The alternative to obsessive optimization isn’t neglect; it’s integration. This is where the burden becomes heaviest-the mental load of tracking every biological variable is a toxin in its own right.

🎛️

Metabolic Noise

Fading the background static.

⚙️

Streamlined Rhythm

Offloading manual chemistry.

💡

Actual Health Use

Using health, not just tracking it.

Instead of a 22-step ritual that ruins your morning, finding a balanced rhythm with something like Glyco Lean allows the metabolic background noise to fade.

The 22-Second Blink

I watched Priya D. at a wedding recently. She had her trackers on, hidden under the sleeves of her dress. I saw her look at the appetizer tray with a calculation so intense it looked like she was trying to solve a quadratic equation in her head. She was there, but she wasn’t. She was in 2052, looking back at her levels.

I told my sister I was sorry about the spinach argument. I told her that the joy she had while eating that ‘sub-optimal’ meal was probably doing more for her heart health than any amount of raw leafy greens could ever manage.

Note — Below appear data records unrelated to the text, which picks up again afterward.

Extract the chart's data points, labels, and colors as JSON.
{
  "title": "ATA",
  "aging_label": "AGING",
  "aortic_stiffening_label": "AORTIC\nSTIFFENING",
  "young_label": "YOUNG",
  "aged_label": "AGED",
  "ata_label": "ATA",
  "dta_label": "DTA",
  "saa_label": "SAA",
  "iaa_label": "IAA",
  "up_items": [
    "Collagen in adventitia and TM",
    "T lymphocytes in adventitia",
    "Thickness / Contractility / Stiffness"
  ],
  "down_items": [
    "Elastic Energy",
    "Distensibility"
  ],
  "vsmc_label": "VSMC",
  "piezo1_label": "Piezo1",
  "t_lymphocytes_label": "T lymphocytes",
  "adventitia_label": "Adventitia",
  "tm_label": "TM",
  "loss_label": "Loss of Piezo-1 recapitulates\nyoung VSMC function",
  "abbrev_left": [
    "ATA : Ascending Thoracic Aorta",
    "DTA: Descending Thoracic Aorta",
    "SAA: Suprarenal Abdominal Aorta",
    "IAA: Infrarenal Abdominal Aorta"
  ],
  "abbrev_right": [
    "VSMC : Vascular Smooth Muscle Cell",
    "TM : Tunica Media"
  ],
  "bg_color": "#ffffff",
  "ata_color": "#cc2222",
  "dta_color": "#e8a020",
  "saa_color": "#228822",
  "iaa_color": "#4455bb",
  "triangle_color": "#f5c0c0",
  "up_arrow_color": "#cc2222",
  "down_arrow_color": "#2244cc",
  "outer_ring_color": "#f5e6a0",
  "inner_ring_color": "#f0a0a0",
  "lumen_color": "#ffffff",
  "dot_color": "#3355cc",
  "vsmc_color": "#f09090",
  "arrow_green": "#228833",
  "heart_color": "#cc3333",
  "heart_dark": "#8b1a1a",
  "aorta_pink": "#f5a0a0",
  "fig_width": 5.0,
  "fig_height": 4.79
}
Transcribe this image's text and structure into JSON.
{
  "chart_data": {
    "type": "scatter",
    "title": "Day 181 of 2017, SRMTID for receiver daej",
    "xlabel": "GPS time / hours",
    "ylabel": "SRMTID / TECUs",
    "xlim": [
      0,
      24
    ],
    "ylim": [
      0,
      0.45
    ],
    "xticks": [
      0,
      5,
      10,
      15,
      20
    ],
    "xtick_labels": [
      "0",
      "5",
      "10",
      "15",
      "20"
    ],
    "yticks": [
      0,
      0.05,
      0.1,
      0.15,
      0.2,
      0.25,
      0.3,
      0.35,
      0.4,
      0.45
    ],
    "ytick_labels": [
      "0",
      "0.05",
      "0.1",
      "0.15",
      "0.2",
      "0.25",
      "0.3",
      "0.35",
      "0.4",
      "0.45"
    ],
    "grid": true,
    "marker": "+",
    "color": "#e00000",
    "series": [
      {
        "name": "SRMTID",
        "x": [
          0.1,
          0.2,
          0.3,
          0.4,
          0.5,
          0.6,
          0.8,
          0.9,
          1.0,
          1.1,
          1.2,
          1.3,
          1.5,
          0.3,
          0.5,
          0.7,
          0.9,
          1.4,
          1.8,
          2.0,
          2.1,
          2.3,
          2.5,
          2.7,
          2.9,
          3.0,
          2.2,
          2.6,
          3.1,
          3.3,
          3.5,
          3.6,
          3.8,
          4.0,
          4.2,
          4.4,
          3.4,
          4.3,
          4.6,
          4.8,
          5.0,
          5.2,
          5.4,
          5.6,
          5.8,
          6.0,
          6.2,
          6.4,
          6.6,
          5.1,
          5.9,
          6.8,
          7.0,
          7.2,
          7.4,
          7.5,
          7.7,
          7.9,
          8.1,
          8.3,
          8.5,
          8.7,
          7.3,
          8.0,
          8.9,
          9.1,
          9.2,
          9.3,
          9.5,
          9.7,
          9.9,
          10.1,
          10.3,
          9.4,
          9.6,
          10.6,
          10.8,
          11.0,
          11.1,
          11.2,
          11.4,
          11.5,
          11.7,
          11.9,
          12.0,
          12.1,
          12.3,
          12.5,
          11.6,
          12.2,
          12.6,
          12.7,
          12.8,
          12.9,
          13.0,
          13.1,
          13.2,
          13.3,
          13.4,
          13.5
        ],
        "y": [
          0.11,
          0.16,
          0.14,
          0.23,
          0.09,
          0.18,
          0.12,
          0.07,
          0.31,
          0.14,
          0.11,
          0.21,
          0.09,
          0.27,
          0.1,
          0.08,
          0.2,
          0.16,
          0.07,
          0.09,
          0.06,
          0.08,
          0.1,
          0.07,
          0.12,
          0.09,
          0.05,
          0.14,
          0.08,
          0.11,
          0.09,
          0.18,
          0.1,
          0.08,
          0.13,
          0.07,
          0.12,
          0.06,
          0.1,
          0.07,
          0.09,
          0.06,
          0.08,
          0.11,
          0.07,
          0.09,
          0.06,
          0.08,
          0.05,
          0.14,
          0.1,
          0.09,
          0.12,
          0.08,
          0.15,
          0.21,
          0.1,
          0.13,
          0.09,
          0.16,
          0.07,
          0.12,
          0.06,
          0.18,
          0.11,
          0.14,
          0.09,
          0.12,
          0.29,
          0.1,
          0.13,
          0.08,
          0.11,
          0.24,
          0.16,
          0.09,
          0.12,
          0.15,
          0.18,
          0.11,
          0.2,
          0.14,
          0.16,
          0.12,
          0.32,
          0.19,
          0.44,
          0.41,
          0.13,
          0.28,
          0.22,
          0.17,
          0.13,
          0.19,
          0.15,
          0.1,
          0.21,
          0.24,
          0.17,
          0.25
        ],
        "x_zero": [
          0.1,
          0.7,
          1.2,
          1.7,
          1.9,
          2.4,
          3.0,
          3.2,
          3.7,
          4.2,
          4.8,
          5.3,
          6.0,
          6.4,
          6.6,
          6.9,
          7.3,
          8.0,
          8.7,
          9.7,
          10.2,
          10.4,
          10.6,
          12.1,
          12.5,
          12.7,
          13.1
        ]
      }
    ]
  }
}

– The joy of the ‘is’ outweighs the science of the ‘maybe.’

The Mess of the Unrecorded Moment

We spend 2 hours a day on longevity protocols to add 2 years to our life. We are trading our prime for our twilight, and doing it with a high interest rate of anxiety. We are terrified of the spill-the spill of aging, the spill of illness, the spill of being human and therefore temporary.

Baseline Trust

Higher Trust (1.2x)

Accepted Hue

I have to trust that if I eat the salmon with the butter, my body knows what to do. I have to stop treating myself like a hazmat site and start treating myself like a person. The future-me is going to have to deal with whatever is left. But I hope, more than anything, that she has some good stories to tell, rather than just a perfectly preserved set of lab results.

“The body is a vessel for experience, not a project to be completed.”

– Reflecting on the curated exhaustion.